Recipe Questions & Answers

Can I make this dish vegetarian?

Yes, substituting chicken with sautéed zucchini, bell peppers, or extra black beans works great for a vegetarian option.

What type of rice is best for this bowl?

Both white and brown rice work well; brown rice offers a whole-grain alternative with added texture.

How can I add more heat to the dish?

Incorporate pickled jalapeños or a splash of hot sauce to elevate the spiciness.

Is store-bought green enchilada sauce acceptable?

Store-bought sauce can be used, but check for gluten-free certification if needed, or prepare your own for customized flavor.

What are good beverage pairings?

A crisp Mexican lager or citrusy sparkling water pairs nicely to complement the bold flavors.
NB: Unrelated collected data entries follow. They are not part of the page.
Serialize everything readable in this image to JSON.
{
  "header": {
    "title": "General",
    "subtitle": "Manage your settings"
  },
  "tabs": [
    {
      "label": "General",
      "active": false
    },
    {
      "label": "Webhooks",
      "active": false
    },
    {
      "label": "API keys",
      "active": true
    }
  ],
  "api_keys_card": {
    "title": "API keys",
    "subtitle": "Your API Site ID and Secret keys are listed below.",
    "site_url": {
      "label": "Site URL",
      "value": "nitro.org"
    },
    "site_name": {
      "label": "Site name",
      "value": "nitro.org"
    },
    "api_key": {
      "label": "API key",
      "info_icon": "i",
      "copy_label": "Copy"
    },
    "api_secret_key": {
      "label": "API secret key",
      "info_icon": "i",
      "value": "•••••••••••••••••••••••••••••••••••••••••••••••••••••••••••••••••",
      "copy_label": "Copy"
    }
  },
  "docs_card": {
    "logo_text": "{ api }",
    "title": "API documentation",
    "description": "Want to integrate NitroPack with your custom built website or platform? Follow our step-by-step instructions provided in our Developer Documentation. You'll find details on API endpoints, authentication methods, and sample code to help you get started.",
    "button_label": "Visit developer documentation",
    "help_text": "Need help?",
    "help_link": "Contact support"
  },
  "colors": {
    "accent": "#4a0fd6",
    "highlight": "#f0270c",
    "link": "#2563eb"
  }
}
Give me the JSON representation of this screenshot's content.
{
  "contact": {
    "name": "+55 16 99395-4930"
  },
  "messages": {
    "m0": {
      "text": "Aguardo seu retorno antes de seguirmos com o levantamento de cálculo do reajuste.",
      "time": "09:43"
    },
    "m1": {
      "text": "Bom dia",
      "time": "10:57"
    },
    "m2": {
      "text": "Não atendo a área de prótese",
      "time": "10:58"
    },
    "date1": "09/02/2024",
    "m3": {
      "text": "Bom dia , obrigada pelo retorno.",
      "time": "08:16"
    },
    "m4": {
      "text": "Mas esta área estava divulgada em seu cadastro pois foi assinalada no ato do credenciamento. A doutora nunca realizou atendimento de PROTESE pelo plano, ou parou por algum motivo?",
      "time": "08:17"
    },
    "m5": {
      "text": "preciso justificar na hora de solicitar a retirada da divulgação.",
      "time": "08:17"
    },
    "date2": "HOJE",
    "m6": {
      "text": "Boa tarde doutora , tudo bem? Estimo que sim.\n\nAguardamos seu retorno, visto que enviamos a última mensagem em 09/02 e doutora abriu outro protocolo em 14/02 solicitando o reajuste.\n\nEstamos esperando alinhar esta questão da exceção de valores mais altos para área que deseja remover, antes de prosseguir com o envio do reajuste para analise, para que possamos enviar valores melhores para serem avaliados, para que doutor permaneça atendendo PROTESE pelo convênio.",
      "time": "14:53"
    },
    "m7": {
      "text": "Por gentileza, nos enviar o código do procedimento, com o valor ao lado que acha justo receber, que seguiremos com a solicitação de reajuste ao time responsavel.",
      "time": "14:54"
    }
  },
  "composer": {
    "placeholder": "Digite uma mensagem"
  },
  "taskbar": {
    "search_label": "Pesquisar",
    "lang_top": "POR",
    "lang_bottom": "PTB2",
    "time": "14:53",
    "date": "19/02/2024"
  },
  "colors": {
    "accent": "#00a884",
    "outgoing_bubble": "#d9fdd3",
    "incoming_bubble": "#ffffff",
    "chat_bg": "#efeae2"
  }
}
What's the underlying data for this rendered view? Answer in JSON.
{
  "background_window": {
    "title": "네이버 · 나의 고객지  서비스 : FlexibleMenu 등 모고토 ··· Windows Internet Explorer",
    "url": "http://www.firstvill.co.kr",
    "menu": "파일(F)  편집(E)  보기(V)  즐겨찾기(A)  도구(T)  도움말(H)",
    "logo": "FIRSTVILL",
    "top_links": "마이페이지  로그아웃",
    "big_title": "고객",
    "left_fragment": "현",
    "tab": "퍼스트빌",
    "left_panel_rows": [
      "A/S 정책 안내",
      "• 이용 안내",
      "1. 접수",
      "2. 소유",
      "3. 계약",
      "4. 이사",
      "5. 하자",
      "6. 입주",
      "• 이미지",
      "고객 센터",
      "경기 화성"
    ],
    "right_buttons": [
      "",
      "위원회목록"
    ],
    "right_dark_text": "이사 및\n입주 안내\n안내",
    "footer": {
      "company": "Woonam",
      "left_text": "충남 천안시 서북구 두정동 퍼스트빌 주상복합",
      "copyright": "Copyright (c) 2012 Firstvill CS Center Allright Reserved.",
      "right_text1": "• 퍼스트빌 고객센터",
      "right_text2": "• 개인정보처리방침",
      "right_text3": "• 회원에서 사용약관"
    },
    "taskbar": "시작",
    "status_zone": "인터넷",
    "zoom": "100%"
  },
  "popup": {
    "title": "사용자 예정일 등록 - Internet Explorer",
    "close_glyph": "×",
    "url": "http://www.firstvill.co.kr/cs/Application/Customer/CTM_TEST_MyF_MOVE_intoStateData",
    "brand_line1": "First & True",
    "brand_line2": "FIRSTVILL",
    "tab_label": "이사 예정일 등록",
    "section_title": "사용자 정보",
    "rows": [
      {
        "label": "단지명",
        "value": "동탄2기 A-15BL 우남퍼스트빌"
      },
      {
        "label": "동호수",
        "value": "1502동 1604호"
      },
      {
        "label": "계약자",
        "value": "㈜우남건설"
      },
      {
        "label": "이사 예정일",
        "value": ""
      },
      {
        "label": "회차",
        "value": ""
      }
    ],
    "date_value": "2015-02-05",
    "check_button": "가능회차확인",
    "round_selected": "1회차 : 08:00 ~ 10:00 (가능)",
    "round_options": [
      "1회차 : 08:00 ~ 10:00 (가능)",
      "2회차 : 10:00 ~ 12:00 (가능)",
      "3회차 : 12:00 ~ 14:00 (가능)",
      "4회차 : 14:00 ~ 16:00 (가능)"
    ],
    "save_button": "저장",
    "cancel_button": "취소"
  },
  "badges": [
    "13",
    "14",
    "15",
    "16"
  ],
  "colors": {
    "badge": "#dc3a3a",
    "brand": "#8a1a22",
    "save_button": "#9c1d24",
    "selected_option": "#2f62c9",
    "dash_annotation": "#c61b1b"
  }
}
Green Enchiladas Rice Bowl

Tender chicken and zesty green sauce layered over rice with fresh toppings for a vibrant Tex-Mex meal.

Prep Time
15 minutes
Time to Cook
25 minutes
Overall Time
40 minutes
Created by Jake Anderson

Recipe Category Quick Dude Dinners

Skill Level Easy

Cuisine Type Tex-Mex

Output 4 Portion Size

Diet Preferences Free from Gluten

What You'll Need

Proteins

01 2 cups cooked shredded chicken breast (rotisserie or poached)

Grains

01 2 cups cooked white or brown rice

Sauce

01 1 1/2 cups green enchilada sauce (store-bought or homemade)

Vegetables & Toppings

01 1 cup canned black beans, rinsed and drained
02 1 cup corn kernels (fresh, frozen, or canned)
03 1/2 cup diced red onion
04 1/2 cup chopped fresh cilantro
05 1 avocado, sliced
06 1/2 cup sliced radishes
07 1/2 cup crumbled queso fresco or shredded Monterey Jack cheese
08 1 lime, cut into wedges

Seasonings

01 1/2 teaspoon ground cumin
02 1/2 teaspoon smoked paprika
03 Salt and pepper, to taste

How to Make It

Step 01

Heat chicken with sauce and spices: In a medium saucepan over medium heat, combine shredded chicken, green enchilada sauce, ground cumin, smoked paprika, salt, and pepper. Stir and cook until warmed through, about 5 minutes.

Step 02

Prepare rice base: Fluff the cooked rice and evenly divide among four serving bowls.

Step 03

Assemble bowls: Top each bowl of rice with the warm green enchilada chicken mixture, black beans, corn, and diced red onion.

Step 04

Add toppings: Garnish each bowl with chopped cilantro, sliced avocado, radishes, and crumbled cheese.

Step 05

Serve with lime: Offer a lime wedge alongside each serving to squeeze over the bowl before eating.

Gear Needed

  • Medium saucepan
  • Chef's knife
  • Cutting board
  • Serving bowls
  • Spoon or spatula

Allergy Details

Always review all ingredients for allergens before starting. Check with a health specialist if uncertain.
  • Contains dairy (cheese).
  • May contain gluten if enchilada sauce is not certified gluten-free; verify labels accordingly.
  • Avocado and cheese may trigger allergies; omit as needed.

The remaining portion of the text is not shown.